I'm working on some XML stuff in Perl, and took quite some time to explore the available XML parsers in Perl. There are quite a lot of them, so choosing the right one isn't allways easy :


* XML::Twig looks quite interesting and powerfull, but has quit a steap learning curve due to the imo cumbersome interface, espacially the twighandler stuff. Not intended if you want to do something quickly in Perl, unless you have the Twig experience.


* XML::Simple seemed a good tool so I started implementing using this module, but the performance is horrible : it took 14 seconds to parse a document around 3500 lines big, which took me straight back to the drawing board.


* XML::Parser was close to what I wanted, but the output was too cluttered, certainly if you're working with more complicated XML files.


* XML::LibXML is a module specifically built to corner some of the performance issues of XML::Simple, but it was built around the Gnome XML libraries, which weren't available on the HP-UX 11.11i server.


* XML::Smart seemed a great and intuitive interface for my problem. Unfortunately it isn't available in the default Perlmods, this could not be used. As it had quite some dependancies, installing it on the server wasn't an option.

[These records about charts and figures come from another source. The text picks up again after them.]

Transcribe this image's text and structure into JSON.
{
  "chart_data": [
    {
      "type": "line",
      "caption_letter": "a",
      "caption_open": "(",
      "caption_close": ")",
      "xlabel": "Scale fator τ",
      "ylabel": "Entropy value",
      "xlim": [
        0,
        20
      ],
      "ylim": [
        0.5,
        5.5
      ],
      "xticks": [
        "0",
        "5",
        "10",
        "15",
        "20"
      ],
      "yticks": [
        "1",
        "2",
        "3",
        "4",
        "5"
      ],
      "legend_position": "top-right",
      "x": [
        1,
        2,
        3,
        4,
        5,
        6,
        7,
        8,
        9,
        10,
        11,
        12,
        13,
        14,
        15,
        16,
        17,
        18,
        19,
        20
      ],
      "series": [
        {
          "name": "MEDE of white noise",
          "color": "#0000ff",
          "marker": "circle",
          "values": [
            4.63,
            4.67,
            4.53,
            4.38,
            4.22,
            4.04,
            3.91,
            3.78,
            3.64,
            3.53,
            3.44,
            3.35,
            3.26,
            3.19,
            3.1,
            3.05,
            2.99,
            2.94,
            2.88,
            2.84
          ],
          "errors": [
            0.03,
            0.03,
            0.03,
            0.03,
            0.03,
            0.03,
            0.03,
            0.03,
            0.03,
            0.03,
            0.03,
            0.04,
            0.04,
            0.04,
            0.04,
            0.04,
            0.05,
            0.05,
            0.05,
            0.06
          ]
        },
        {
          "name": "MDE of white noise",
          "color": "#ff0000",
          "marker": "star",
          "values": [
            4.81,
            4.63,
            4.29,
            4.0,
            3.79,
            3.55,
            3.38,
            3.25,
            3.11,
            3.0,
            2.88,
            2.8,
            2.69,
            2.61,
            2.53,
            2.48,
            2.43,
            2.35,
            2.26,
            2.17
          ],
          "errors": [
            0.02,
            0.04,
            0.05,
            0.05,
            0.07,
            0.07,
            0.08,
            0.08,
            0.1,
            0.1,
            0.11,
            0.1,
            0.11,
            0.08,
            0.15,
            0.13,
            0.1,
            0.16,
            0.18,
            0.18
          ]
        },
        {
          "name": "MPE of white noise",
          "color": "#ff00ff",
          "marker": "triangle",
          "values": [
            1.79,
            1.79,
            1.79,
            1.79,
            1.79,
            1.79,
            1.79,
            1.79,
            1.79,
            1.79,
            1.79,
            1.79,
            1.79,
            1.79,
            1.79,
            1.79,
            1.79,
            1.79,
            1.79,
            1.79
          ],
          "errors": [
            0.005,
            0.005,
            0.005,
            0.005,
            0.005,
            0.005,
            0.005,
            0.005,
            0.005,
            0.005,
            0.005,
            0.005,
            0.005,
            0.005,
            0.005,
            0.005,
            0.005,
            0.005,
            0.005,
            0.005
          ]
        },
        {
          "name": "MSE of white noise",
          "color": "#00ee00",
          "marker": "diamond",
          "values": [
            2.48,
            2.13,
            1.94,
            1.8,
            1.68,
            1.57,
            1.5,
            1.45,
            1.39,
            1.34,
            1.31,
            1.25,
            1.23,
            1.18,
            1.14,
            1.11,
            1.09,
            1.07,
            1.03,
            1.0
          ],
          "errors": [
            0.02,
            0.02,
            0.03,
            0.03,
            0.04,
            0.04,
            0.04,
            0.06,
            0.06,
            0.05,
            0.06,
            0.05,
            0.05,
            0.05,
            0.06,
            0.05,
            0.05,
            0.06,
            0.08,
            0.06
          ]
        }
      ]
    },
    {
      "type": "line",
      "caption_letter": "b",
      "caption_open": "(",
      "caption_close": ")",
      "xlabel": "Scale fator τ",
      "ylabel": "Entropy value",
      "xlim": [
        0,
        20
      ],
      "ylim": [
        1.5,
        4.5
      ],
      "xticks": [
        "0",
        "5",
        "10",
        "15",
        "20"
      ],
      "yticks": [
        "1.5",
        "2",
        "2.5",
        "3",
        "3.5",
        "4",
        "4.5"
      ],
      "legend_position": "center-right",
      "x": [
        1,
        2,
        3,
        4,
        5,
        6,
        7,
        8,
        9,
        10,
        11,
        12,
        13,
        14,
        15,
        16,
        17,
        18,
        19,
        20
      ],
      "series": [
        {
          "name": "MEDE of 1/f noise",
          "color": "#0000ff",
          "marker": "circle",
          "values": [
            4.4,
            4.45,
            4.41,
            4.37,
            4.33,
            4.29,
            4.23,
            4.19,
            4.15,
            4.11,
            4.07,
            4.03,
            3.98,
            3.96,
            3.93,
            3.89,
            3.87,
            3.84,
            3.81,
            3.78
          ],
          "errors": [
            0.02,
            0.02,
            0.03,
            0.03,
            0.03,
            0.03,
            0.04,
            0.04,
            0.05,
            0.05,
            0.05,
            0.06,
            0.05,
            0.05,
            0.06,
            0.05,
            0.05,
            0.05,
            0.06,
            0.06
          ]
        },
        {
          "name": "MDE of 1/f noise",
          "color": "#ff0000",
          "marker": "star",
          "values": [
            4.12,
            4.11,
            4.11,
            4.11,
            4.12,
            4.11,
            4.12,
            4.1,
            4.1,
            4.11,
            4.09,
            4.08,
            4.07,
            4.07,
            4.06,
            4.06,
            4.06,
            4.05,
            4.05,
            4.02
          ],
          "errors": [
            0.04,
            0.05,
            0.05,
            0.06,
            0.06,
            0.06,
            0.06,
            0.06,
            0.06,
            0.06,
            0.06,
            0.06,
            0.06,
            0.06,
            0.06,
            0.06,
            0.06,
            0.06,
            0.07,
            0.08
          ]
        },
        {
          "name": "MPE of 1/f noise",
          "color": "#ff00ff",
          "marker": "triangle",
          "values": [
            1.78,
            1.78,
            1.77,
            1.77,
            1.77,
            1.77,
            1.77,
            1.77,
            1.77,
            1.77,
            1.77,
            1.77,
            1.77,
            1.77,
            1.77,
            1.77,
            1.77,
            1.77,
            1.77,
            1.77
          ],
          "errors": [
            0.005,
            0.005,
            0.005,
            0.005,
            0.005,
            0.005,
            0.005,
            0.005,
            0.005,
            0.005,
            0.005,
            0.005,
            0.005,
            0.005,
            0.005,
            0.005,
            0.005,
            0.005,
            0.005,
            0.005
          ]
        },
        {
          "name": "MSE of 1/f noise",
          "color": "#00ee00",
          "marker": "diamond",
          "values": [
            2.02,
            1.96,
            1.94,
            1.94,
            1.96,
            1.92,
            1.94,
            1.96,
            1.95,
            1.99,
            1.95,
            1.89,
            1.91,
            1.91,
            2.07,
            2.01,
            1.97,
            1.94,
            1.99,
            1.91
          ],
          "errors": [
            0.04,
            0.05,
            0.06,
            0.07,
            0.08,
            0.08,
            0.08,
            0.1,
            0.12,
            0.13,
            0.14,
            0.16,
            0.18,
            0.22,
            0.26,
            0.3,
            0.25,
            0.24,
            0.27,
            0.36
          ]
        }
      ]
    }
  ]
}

There are also the SAX modules, but they seem more stuff you want to use when you're working in framework related stuff, and the SAX thing seemed too much of a burden to carry around (the program wasn't that big after all...).

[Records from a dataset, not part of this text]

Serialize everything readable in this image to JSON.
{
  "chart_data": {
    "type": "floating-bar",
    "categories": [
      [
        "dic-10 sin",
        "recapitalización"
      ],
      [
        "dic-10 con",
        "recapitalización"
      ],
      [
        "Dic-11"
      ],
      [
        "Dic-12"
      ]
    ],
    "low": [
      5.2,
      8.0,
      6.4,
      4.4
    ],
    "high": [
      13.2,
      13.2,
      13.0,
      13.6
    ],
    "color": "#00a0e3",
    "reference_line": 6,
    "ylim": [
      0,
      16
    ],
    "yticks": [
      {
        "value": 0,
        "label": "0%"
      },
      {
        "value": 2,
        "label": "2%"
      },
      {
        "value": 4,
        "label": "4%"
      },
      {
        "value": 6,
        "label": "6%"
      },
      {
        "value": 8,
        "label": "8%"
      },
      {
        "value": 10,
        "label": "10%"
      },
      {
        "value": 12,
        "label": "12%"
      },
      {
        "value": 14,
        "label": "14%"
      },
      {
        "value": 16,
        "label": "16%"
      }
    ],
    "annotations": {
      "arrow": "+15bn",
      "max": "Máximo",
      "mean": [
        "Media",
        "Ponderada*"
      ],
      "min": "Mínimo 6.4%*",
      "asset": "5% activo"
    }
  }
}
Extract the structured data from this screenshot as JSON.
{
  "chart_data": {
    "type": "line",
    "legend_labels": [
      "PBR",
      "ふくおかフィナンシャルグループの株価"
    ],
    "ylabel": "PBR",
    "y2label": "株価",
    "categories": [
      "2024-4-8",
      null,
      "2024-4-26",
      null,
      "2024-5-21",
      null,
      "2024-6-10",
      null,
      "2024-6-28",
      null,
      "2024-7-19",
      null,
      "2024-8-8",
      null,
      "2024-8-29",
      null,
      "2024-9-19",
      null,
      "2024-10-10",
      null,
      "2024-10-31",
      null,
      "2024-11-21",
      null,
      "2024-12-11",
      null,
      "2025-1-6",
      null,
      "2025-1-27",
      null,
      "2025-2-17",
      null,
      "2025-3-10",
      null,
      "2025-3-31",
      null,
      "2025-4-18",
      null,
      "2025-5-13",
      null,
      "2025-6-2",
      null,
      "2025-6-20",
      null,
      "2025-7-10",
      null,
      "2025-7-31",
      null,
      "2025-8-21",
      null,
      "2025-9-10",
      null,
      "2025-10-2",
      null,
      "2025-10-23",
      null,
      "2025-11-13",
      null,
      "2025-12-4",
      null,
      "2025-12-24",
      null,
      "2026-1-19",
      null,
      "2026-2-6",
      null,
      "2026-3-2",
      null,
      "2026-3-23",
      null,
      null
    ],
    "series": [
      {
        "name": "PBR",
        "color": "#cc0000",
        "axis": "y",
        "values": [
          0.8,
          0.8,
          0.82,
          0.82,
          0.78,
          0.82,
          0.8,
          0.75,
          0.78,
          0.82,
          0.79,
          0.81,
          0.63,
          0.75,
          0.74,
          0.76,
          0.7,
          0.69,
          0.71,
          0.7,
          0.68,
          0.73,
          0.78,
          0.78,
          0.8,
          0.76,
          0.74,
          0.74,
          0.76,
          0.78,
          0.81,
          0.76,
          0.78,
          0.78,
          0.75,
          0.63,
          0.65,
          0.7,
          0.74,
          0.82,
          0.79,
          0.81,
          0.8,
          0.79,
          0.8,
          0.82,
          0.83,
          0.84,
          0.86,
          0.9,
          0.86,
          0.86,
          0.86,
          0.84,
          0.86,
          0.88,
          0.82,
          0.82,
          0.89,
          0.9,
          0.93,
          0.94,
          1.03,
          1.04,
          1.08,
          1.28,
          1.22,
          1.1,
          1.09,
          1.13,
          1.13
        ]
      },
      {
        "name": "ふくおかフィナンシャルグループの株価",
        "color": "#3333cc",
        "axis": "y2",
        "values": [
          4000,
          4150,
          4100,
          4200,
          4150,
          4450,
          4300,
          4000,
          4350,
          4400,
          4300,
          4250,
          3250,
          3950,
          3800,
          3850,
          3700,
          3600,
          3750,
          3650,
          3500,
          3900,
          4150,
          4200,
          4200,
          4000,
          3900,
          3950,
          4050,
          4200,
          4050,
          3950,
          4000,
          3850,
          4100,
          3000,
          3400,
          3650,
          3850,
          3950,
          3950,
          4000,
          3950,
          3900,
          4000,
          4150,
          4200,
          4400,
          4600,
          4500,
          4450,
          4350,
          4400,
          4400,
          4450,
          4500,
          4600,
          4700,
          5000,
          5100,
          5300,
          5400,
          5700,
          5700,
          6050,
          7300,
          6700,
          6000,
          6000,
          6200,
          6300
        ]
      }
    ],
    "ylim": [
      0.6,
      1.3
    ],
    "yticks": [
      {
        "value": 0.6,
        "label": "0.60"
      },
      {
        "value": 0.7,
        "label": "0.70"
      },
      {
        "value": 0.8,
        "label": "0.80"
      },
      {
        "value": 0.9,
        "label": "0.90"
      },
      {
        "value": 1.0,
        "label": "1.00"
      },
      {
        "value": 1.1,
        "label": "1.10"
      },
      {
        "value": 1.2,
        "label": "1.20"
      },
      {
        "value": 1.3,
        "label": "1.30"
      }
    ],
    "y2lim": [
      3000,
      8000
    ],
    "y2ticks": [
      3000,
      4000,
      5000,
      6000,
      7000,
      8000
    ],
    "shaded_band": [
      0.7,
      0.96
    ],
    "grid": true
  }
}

So what did I do then ? As far as speed goes, the reality seems to be: a regexp-based, non-XML parser is going to be faster than a "close to the metal" parser (XML::Parser or XML::LibXML), which is going to be faster than a more convenient parser (XML::Simple, XML::Twig) which is going to be faster than a pipeline involving passing events througth various object-oriented layers (XML::SAX). So with that in mind, I implemented my own regexp based XML parser. It took to my surprise only half an hour to get it working, and was about 1500% faster than XML::Simple.